About the Inquiry
Air quality represents the greatest environmental threat to human health and currently commands significant domestic and international interest. Elevated pollution levels, usually located in urban areas with high volumes of road traffic, have been associated with a number of health issues, including heart disease and lung cancer. Air pollution can also have damaging effects on the environment and crop productivity. The sources of air pollution are distributed across many sectors, including transport, agriculture and energy industries.
The Scottish Government published a strategy for tackling air pollution in Scotland in 2015 – “Cleaner Air for Scotland: the road to a healthier future” which sets targets for Scotland. Since the strategy was launched the EU has introduced a new directive to reduce air pollution and there has been a High Court judgement in relation to the adequacy of the UK response. The Scottish Government published the 2016 CAFS Progress Report on 15 June 2017.
The Committee held an evidence session with experts and stakeholders on 2 May 2017 to consider the scale of the issue of air quality in Scotland and the robustness of Scottish plans to tackle this.
The Committee agreed to consider what, if any further action to take at a future meeting. On 6 June 2017 the Committee agreed to undertake an inquiry on air quality in Scotland.
The Committee hosted a call for evidence and asked for views on the following:
- Does Scotland have the right polices (Clean Air for Scotland Strategy), support and incentives in place to adequately tackle air pollution?
- Are the policies sufficiently ambitious?
- Are the policies and delivery mechanisms (support and incentives) being effectively implemented and successful in addressing the issues?

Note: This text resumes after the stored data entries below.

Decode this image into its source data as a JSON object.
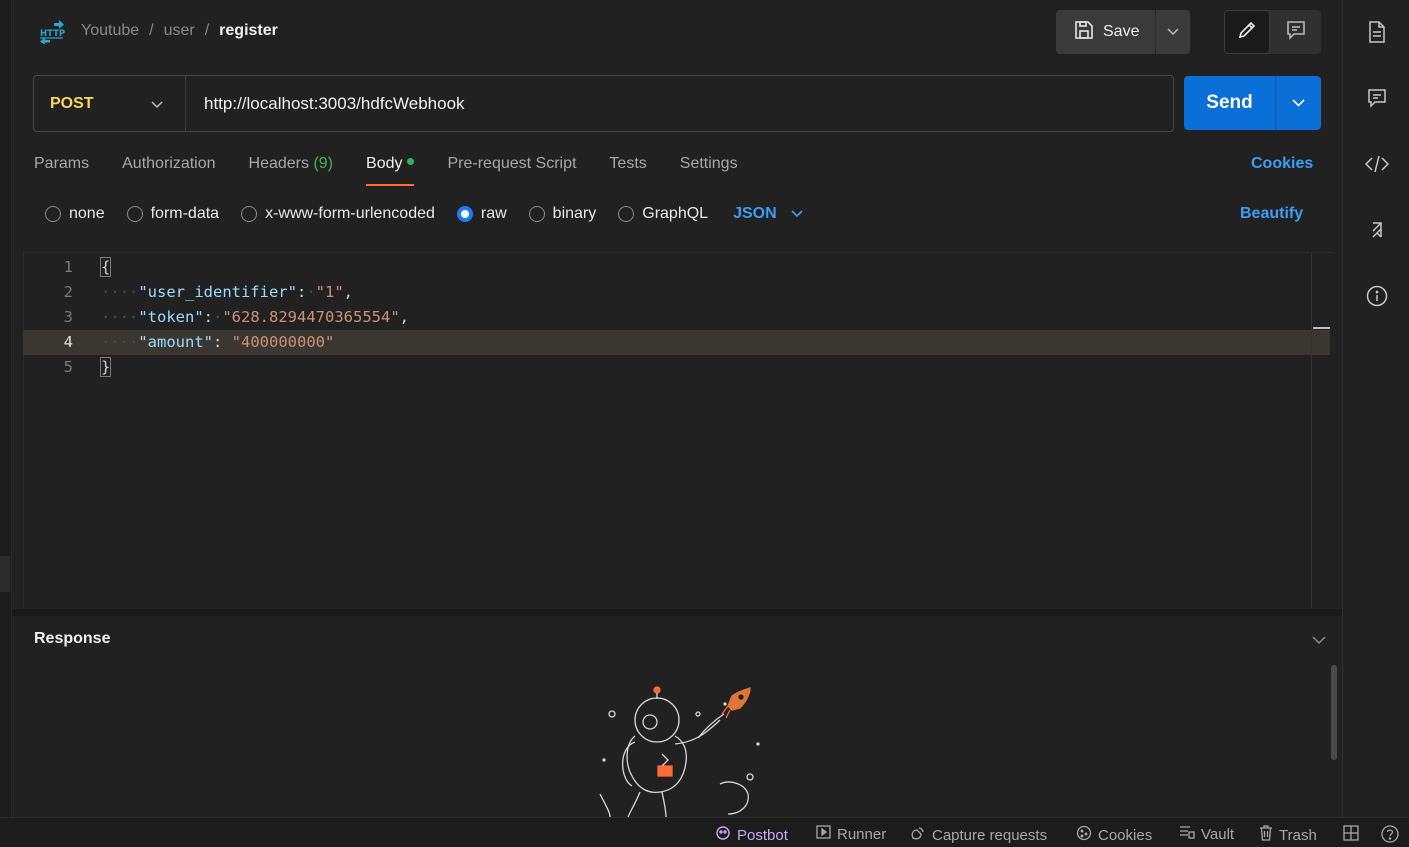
{
  "header": {
    "icon_name": "http-request-icon",
    "breadcrumb": [
      "Youtube",
      "user",
      "register"
    ],
    "separator": "/",
    "save_label": "Save"
  },
  "request": {
    "method": "POST",
    "url": "http://localhost:3003/hdfcWebhook",
    "send_label": "Send"
  },
  "tabs": {
    "params": "Params",
    "authorization": "Authorization",
    "headers": "Headers",
    "headers_count": "(9)",
    "body": "Body",
    "pre_request": "Pre-request Script",
    "tests": "Tests",
    "settings": "Settings",
    "active": "Body",
    "cookies": "Cookies"
  },
  "body_types": {
    "none": "none",
    "form_data": "form-data",
    "urlencoded": "x-www-form-urlencoded",
    "raw": "raw",
    "binary": "binary",
    "graphql": "GraphQL",
    "selected": "raw",
    "language": "JSON",
    "beautify": "Beautify"
  },
  "editor": {
    "line_numbers": [
      "1",
      "2",
      "3",
      "4",
      "5"
    ],
    "current_line": "4",
    "key_user_identifier": "\"user_identifier\"",
    "val_user_identifier": "\"1\"",
    "key_token": "\"token\"",
    "val_token": "\"628.8294470365554\"",
    "key_amount": "\"amount\"",
    "val_amount": "\"400000000\"",
    "open_brace": "{",
    "close_brace": "}",
    "colon": ":",
    "comma": ",",
    "indent": "····",
    "space_dot": "·"
  },
  "response": {
    "title": "Response"
  },
  "footer": {
    "postbot": "Postbot",
    "runner": "Runner",
    "capture": "Capture requests",
    "cookies": "Cookies",
    "vault": "Vault",
    "trash": "Trash"
  },
  "colors": {
    "accent": "#0a6fd6",
    "method": "#ffd65c",
    "link": "#3e9df5",
    "active_tab": "#ff6c37",
    "status_dot": "#2fb35b"
  }
}
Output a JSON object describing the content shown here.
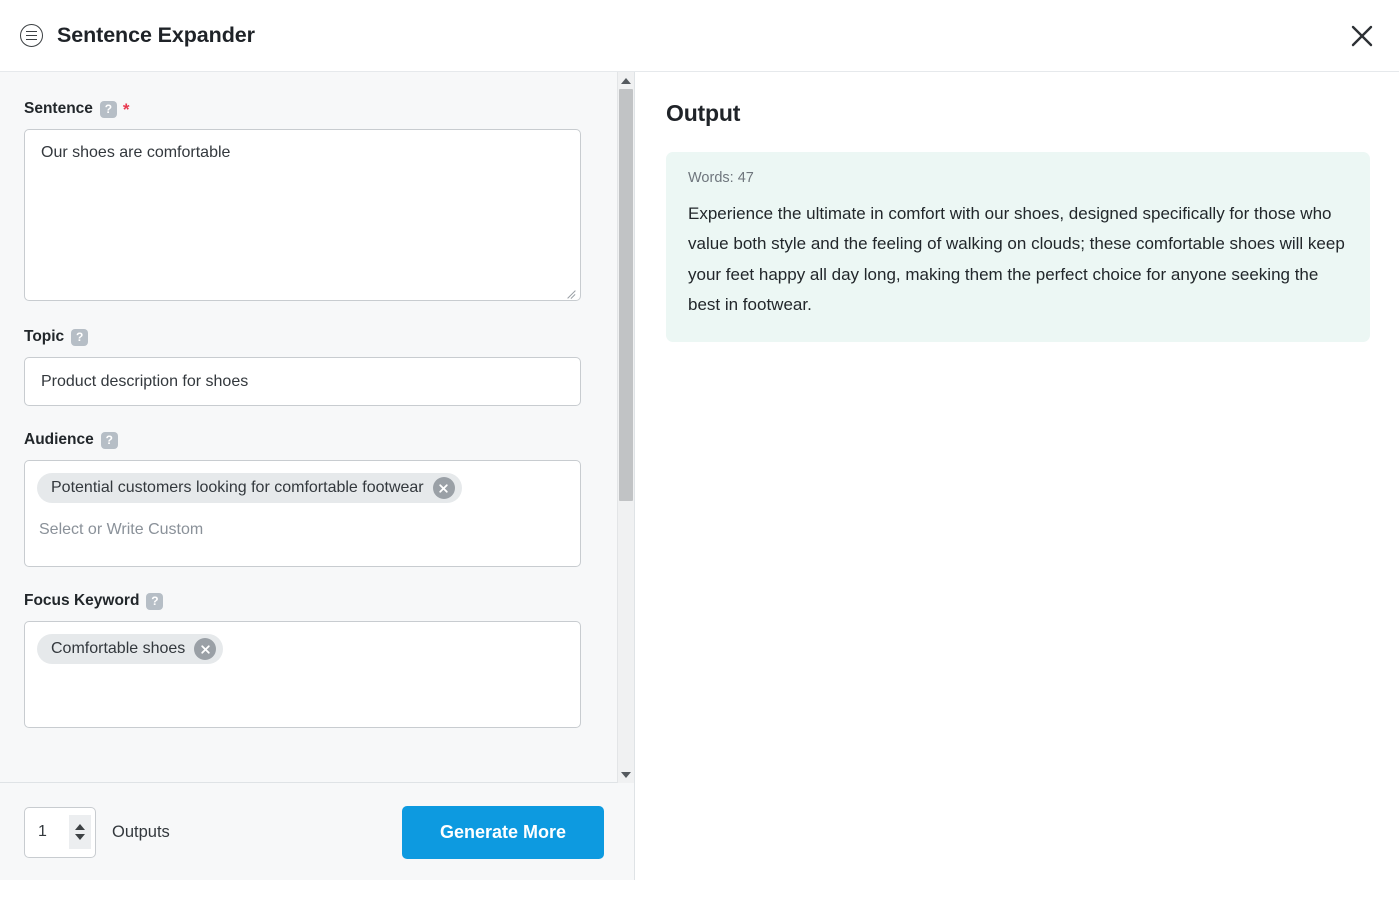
{
  "header": {
    "title": "Sentence Expander",
    "menu_icon": "circle-list-icon",
    "close_icon": "close-icon"
  },
  "form": {
    "sentence": {
      "label": "Sentence",
      "help_icon": "question-mark-icon",
      "required_marker": "*",
      "value": "Our shoes are comfortable"
    },
    "topic": {
      "label": "Topic",
      "help_icon": "question-mark-icon",
      "value": "Product description for shoes"
    },
    "audience": {
      "label": "Audience",
      "help_icon": "question-mark-icon",
      "tags": [
        "Potential customers looking for comfortable footwear"
      ],
      "placeholder": "Select or Write Custom"
    },
    "focus_keyword": {
      "label": "Focus Keyword",
      "help_icon": "question-mark-icon",
      "tags": [
        "Comfortable shoes"
      ]
    }
  },
  "footer": {
    "outputs_count": "1",
    "outputs_label": "Outputs",
    "generate_label": "Generate More"
  },
  "output": {
    "title": "Output",
    "words_label": "Words: 47",
    "text": "Experience the ultimate in comfort with our shoes, designed specifically for those who value both style and the feeling of walking on clouds; these comfortable shoes will keep your feet happy all day long, making them the perfect choice for anyone seeking the best in footwear."
  },
  "colors": {
    "accent": "#0d9ae0",
    "required": "#e8384f",
    "output_card_bg": "#ecf7f4",
    "panel_bg": "#f7f8f9"
  }
}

- Are there conflicts in policies or barriers to successful delivery of the air quality objectives?
- How does the Scottish policy fit with the UK and EU policy on air quality?
- Are the powers and resources of Local Authorities and SEPA to address air pollution adequate?
- Is Scotland on target to have a pilot low emission zone (LEZ) in place by 2018 and should there be more than one LEZ pilot?
- How should the improvement of air quality be prioritised in areas where there have been persistent breaches of NO2 limit values?
- Is adequate consideration given to air pollution from agriculture?
The responses recieved by the Committee are available at the link below.
Read written submissions on Air Quality in Scotland
The Committee wrote to the Cabinet Secretary for Environment, Climate Change and Land Reform at the launch of its call for evidence to seek further information on the implementation of the Scottish Government's Cleaner Air for Scotland: the road to a healthier future strategy.